Modeling, Analysis, Resilience Improvement of Autonomous AC Microgrids With Virtual Output Impedance Control Under False Data Injection Attacks

This paper focuses on the modeling, analysis, and mitigation of a new false data injection attack targeting the virtual output impedance control of droop-based distributed energy resources in a microgrid with distribution lines of low X/R ratios. It is shown for the first time that the virtual output impedance-targeted false data injection attack is capable of destabilizing the autonomous microgrid, especially when the distribution lines' X/R ratio is sufficiently low.
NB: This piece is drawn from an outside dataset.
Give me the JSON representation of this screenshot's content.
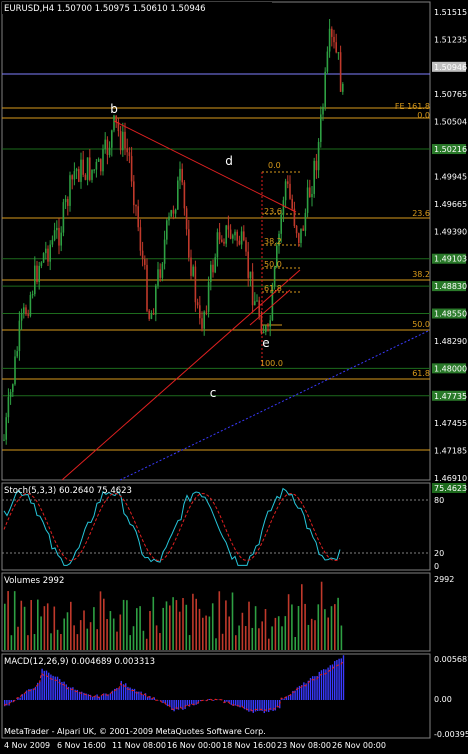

Through small-signal modeling, the low-frequency oscillations and stability margin are comprehensively characterized, providing a theoretical basis for designing resilience-enhancing virtual output impedance controls against false data injection attacks. This method can provide additional damping to microgrids with any low X/R ratio, ensuring an adequate stability margin. To simplify the small-signal model for design analysis, the work adopted the assumptions of light and high-power factor loads, as well as small voltage-angle variations across the microgrid network. A design guideline that considers the damping ratio and the diminishing-return nature of the stabilizing effect provided by the virtual inductance has been developed. The proposed modeling, attack analysis, and resilience-enhancing techniques are comprehensively demonstrated and validated on a two-distributed energy resource microgrid through simulations and experiments. It is shown that the enhanced virtual output impedance control successfully improves the resilience of the microgrid against false data injection attacks, suppressing low-frequency oscillations and maintaining grid stability.